Closed oesteban closed 3 years ago

oesteban commented 3 years ago

Follows up on #140

EDIT 12/17/2020 --

Summary

This PR explores the new SDCFlows API to apply fieldmaps. Although the control over the available fieldmaps is almost none and many issues are still to be solved, this is a second step towards the integration.

Now, the CircleCI reports contain SDC results reportlets for ds001771 - one of them looks decent, the other needs some investigation.

This dataset contains two fake _fieldmap images - these are the two with the weird mask (the problem is that SDCFlows expects a magnitude image, but receives an EPI, because these are fake fieldmaps derived from the TOPUP solution).

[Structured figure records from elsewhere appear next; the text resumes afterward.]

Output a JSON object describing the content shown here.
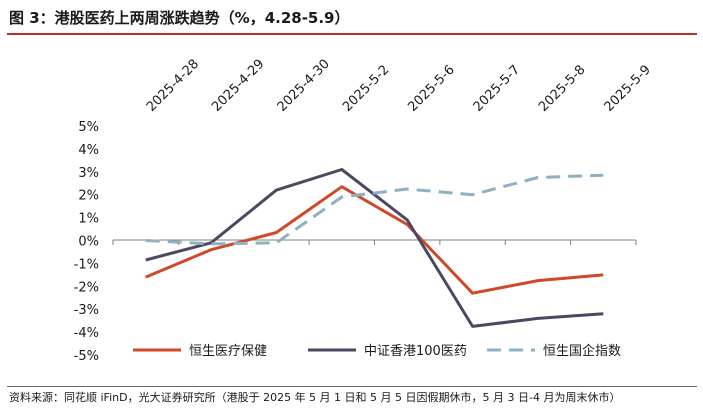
{
  "title": "图 3：港股医药上两周涨跌趋势（%，4.28-5.9）",
  "source": "资料来源：同花顺 iFinD，光大证券研究所（港股于 2025 年 5 月 1 日和 5 月 5 日因假期休市，5 月 3 日-4 月为周末休市）",
  "colors": {
    "title_rule": "#b5322c",
    "axis": "#7f7f7f"
  },
  "chart_data": {
    "type": "line",
    "title": "",
    "xlabel": "",
    "ylabel": "",
    "categories": [
      "2025-4-28",
      "2025-4-29",
      "2025-4-30",
      "2025-5-2",
      "2025-5-6",
      "2025-5-7",
      "2025-5-8",
      "2025-5-9"
    ],
    "ylim": [
      -5,
      5
    ],
    "y_ticks": [
      "5%",
      "4%",
      "3%",
      "2%",
      "1%",
      "0%",
      "-1%",
      "-2%",
      "-3%",
      "-4%",
      "-5%"
    ],
    "grid": false,
    "legend_placement": "bottom",
    "series": [
      {
        "name": "恒生医疗保健",
        "color": "#d0482a",
        "dash": "solid",
        "values": [
          -1.6,
          -0.4,
          0.35,
          2.35,
          0.7,
          -2.3,
          -1.75,
          -1.5
        ]
      },
      {
        "name": "中证香港100医药",
        "color": "#4e4763",
        "dash": "solid",
        "values": [
          -0.85,
          -0.1,
          2.2,
          3.1,
          0.9,
          -3.75,
          -3.4,
          -3.2
        ]
      },
      {
        "name": "恒生国企指数",
        "color": "#8fb0c2",
        "dash": "dashed",
        "values": [
          0.0,
          -0.15,
          -0.1,
          1.9,
          2.25,
          2.0,
          2.75,
          2.85
        ]
      }
    ]
  }
}
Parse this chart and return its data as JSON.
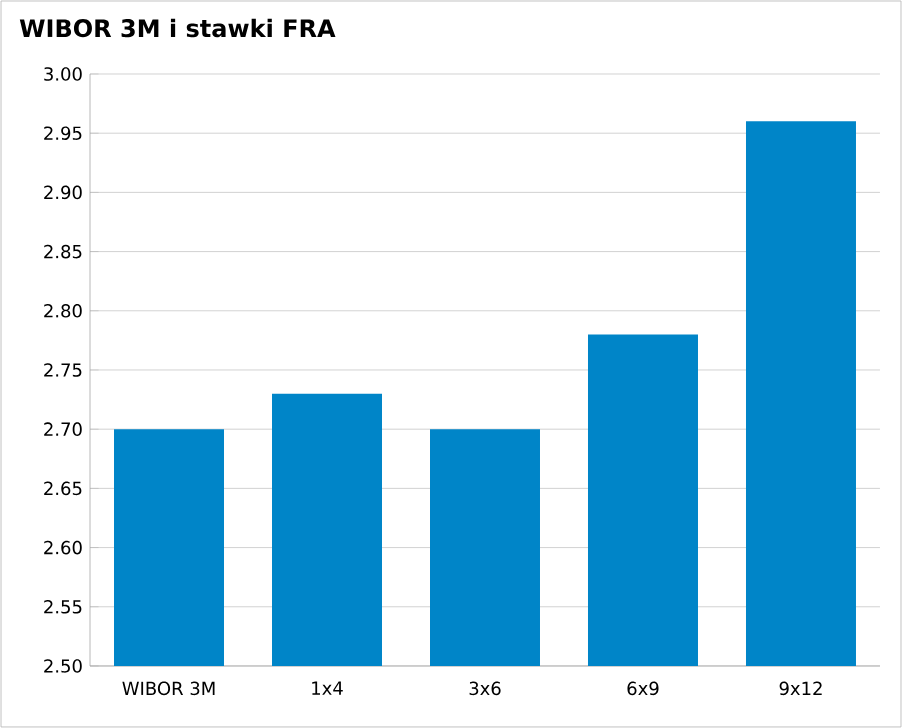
{
  "chart_data": {
    "type": "bar",
    "title": "WIBOR 3M i stawki FRA",
    "categories": [
      "WIBOR 3M",
      "1x4",
      "3x6",
      "6x9",
      "9x12"
    ],
    "values": [
      2.7,
      2.73,
      2.7,
      2.78,
      2.96
    ],
    "color": "#0085c8",
    "ylim": [
      2.5,
      3.0
    ],
    "yticks": [
      {
        "value": 2.5,
        "label": "2.50"
      },
      {
        "value": 2.55,
        "label": "2.55"
      },
      {
        "value": 2.6,
        "label": "2.60"
      },
      {
        "value": 2.65,
        "label": "2.65"
      },
      {
        "value": 2.7,
        "label": "2.70"
      },
      {
        "value": 2.75,
        "label": "2.75"
      },
      {
        "value": 2.8,
        "label": "2.80"
      },
      {
        "value": 2.85,
        "label": "2.85"
      },
      {
        "value": 2.9,
        "label": "2.90"
      },
      {
        "value": 2.95,
        "label": "2.95"
      },
      {
        "value": 3.0,
        "label": "3.00"
      }
    ],
    "grid": "y"
  }
}
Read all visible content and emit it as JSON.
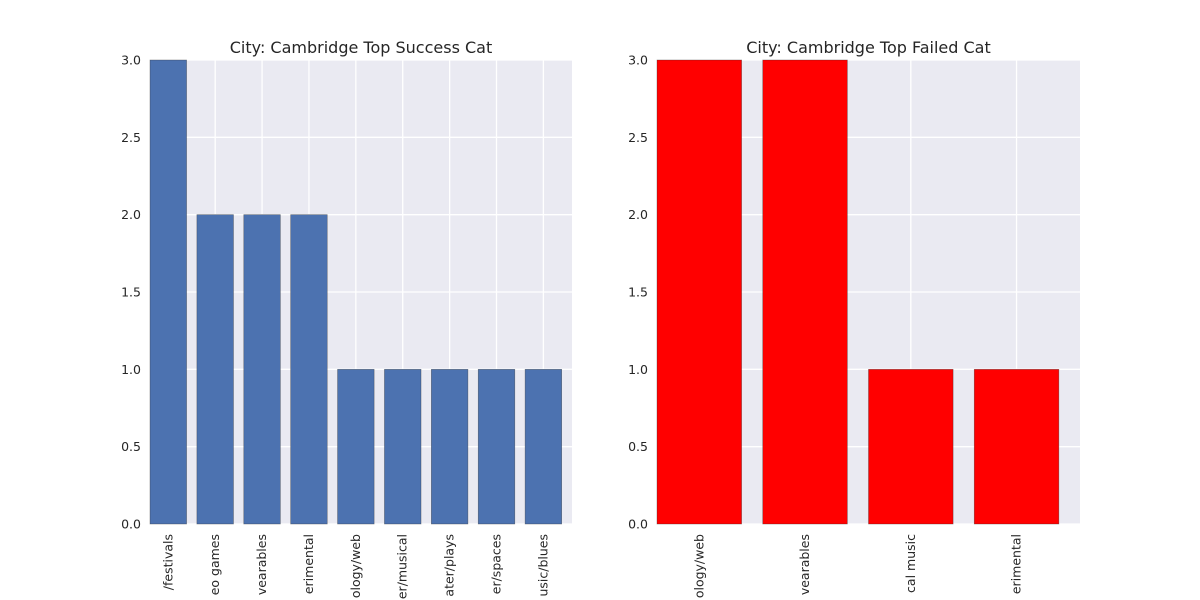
{
  "chart_data": [
    {
      "type": "bar",
      "title": "City: Cambridge Top Success Cat",
      "categories": [
        "film & video/festivals",
        "games/video games",
        "technology/wearables",
        "music/experimental",
        "technology/web",
        "theater/musical",
        "theater/plays",
        "theater/spaces",
        "music/blues"
      ],
      "tick_labels": [
        "/festivals",
        "eo games",
        "vearables",
        "erimental",
        "ology/web",
        "er/musical",
        "ater/plays",
        "er/spaces",
        "usic/blues"
      ],
      "values": [
        3,
        2,
        2,
        2,
        1,
        1,
        1,
        1,
        1
      ],
      "ylim": [
        0,
        3
      ],
      "yticks": [
        "0.0",
        "0.5",
        "1.0",
        "1.5",
        "2.0",
        "2.5",
        "3.0"
      ],
      "color": "#4c72b0",
      "grid": true,
      "background": "#eaeaf2"
    },
    {
      "type": "bar",
      "title": "City: Cambridge Top Failed Cat",
      "categories": [
        "technology/web",
        "technology/wearables",
        "music/classical music",
        "music/experimental"
      ],
      "tick_labels": [
        "ology/web",
        "vearables",
        "cal music",
        "erimental"
      ],
      "values": [
        3,
        3,
        1,
        1
      ],
      "ylim": [
        0,
        3
      ],
      "yticks": [
        "0.0",
        "0.5",
        "1.0",
        "1.5",
        "2.0",
        "2.5",
        "3.0"
      ],
      "color": "#ff0000",
      "grid": true,
      "background": "#eaeaf2"
    }
  ]
}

oesteban commented 3 years ago

Failing for the same root cause of nipreps/sdcflows#158 (broken dependency of scikit-image).

josephmje commented 3 years ago

This dataset contains two fake _fieldmap images - these are the two with the weird mask (the problem is that SDCFlows expects a magnitude image, but receives an EPI, because these are fake fieldmaps derived from the TOPUP solution).

Ha! I tested this out earlier and was wondering why the fieldmaps looked the same as the TOPUP solution.

oesteban commented 3 years ago

Ha! I tested this out earlier and was wondering why the fieldmaps looked the same as the TOPUP solution.

Wonder no more. I think this is something that @edickie spotted a long while ago.